From an evolutionary perspective, the primary role of the human brain is to keep us safe.
Our brain evolved in times where physical or social threats often had life-or-death consequences. When scanning the past or anticipating the future, we developed an 80% negative bias to best avoid harm and support survival, but not necessarily to thrive and become the best version of ourselves.
Despite thousands of years of evolution, our brain still reacts to threats in the same way, even if perceived threats are much less destructive than they were in the past. From tigers and hunger, our modern-day threats now include colleagues ignoring our comments in a meeting, being late to daycare, losing benefits at work, not being able to see family and the like.
Our primitive or mammalian brain, called the limbic system, is highly efficient to protect us from perceived threats.

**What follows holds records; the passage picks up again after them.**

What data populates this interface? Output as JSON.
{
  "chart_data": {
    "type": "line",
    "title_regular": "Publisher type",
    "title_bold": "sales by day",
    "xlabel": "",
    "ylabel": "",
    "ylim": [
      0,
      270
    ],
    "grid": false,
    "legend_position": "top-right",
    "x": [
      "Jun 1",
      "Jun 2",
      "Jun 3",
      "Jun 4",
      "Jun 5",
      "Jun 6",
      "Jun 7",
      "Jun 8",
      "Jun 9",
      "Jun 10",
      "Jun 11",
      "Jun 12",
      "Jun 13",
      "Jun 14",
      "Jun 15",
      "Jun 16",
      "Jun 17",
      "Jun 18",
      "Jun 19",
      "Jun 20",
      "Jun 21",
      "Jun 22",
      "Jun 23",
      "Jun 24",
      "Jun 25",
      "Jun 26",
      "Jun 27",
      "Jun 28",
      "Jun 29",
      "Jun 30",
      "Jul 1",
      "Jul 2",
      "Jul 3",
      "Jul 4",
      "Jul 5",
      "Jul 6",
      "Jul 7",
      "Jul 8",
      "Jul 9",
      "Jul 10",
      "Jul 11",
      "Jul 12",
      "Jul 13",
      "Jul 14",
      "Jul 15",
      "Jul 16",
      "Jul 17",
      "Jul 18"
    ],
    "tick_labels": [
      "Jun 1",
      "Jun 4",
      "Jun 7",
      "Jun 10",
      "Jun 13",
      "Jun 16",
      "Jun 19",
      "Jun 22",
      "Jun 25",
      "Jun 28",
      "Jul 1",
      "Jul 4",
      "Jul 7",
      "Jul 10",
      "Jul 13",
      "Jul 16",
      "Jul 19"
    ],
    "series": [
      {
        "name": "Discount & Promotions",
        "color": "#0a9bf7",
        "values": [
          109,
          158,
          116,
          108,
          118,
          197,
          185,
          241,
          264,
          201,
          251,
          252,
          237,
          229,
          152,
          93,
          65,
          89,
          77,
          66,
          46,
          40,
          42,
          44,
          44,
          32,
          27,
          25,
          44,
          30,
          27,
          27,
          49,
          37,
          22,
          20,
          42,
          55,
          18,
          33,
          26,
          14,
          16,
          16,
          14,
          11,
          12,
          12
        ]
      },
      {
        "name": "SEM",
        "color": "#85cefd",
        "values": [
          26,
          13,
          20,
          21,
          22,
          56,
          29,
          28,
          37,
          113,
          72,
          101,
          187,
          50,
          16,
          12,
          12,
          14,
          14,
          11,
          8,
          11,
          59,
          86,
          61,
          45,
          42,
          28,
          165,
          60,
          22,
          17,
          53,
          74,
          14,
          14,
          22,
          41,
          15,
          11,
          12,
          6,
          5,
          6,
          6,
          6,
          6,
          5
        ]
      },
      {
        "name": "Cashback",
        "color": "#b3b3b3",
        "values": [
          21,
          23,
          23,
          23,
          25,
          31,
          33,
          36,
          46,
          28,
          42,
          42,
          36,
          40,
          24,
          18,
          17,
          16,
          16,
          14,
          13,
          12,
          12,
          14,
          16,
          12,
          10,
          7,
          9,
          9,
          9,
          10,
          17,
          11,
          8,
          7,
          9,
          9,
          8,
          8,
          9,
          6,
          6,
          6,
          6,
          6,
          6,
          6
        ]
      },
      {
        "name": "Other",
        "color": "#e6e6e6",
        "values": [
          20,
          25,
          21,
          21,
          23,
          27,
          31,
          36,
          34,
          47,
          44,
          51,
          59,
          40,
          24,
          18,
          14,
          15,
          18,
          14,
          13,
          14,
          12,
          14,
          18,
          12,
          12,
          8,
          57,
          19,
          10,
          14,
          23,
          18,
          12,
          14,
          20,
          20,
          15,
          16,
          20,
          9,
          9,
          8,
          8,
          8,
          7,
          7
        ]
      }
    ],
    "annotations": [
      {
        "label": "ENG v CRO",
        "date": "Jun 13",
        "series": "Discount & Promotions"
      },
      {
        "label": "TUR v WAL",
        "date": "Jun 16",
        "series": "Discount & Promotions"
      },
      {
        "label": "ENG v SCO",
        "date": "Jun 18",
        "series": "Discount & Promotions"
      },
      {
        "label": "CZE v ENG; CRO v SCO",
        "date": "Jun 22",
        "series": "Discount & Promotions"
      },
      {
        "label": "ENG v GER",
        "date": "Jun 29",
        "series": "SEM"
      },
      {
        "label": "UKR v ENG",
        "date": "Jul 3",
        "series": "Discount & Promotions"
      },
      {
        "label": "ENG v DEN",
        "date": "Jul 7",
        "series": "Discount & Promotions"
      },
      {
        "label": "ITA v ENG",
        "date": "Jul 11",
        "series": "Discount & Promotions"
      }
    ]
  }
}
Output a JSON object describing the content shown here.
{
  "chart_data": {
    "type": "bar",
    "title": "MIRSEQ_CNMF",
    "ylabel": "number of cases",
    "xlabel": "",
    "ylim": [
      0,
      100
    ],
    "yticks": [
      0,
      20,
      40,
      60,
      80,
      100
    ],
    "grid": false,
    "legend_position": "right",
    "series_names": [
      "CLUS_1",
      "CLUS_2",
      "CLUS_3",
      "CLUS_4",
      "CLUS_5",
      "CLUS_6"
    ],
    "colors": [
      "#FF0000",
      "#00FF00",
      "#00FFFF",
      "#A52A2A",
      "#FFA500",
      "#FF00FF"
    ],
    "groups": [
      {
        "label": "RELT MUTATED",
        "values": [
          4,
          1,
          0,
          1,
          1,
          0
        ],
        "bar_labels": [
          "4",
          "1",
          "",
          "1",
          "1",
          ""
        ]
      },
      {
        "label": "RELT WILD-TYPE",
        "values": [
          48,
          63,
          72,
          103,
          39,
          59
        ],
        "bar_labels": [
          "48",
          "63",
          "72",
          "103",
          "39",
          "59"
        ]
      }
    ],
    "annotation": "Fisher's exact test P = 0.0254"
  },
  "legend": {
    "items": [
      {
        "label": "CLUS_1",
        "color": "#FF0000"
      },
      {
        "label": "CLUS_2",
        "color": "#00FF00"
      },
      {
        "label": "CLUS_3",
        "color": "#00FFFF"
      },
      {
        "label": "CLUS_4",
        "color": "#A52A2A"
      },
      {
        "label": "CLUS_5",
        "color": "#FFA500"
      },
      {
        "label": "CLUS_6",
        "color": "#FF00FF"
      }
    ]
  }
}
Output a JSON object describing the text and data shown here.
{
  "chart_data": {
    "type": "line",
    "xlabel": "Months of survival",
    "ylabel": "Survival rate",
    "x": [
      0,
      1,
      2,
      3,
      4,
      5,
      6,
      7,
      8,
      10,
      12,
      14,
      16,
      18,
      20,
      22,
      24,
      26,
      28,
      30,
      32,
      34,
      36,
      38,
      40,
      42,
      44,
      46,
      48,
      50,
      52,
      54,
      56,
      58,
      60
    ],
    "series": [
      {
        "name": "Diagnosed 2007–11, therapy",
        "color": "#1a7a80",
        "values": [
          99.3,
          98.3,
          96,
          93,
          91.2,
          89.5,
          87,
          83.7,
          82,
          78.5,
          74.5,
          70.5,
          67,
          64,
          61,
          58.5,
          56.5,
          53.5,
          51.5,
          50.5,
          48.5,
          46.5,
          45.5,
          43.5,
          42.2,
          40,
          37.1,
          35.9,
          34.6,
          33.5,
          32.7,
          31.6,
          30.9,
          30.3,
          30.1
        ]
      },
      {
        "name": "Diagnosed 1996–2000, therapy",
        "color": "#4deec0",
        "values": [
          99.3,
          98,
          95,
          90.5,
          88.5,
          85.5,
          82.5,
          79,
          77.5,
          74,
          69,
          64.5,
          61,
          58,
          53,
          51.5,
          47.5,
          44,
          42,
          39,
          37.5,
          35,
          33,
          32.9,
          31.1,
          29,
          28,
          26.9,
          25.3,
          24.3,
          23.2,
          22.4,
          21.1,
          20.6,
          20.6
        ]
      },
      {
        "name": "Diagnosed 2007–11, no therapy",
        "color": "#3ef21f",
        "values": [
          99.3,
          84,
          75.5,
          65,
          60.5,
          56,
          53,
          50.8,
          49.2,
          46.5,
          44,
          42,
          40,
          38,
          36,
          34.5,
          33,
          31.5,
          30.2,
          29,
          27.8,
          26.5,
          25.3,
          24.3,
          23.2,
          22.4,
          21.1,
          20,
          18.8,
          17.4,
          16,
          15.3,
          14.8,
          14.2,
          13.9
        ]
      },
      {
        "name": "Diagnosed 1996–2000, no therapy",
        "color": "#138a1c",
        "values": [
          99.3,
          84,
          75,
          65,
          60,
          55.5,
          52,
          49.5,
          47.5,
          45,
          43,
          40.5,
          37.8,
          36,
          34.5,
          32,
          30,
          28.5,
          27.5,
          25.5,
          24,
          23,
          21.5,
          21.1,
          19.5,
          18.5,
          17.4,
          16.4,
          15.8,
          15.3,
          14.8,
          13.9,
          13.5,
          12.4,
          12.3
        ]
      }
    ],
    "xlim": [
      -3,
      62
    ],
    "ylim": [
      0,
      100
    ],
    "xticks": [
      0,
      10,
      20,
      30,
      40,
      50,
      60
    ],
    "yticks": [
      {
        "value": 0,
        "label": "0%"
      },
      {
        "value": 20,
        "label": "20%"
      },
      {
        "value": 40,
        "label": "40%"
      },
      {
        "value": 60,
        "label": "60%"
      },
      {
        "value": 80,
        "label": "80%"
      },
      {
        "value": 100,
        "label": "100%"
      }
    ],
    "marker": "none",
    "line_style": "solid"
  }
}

It has learnt to either fight, flight or freeze depending on the context and your conditioned responses.
When we feel threatened, the mammalian brain kicks in, often with inappropriate, self-preservation reactions that we later regret as they alleviate the short term discomfort or generate an immediate reward, but do not necessarily take into consideration what is most important to us in time or align to our deepest values.
Rather, the brain is wired with these learnt behaviours from the past and will often repeat them again and again, just because they feel most natural to us, even if they no longer serve us.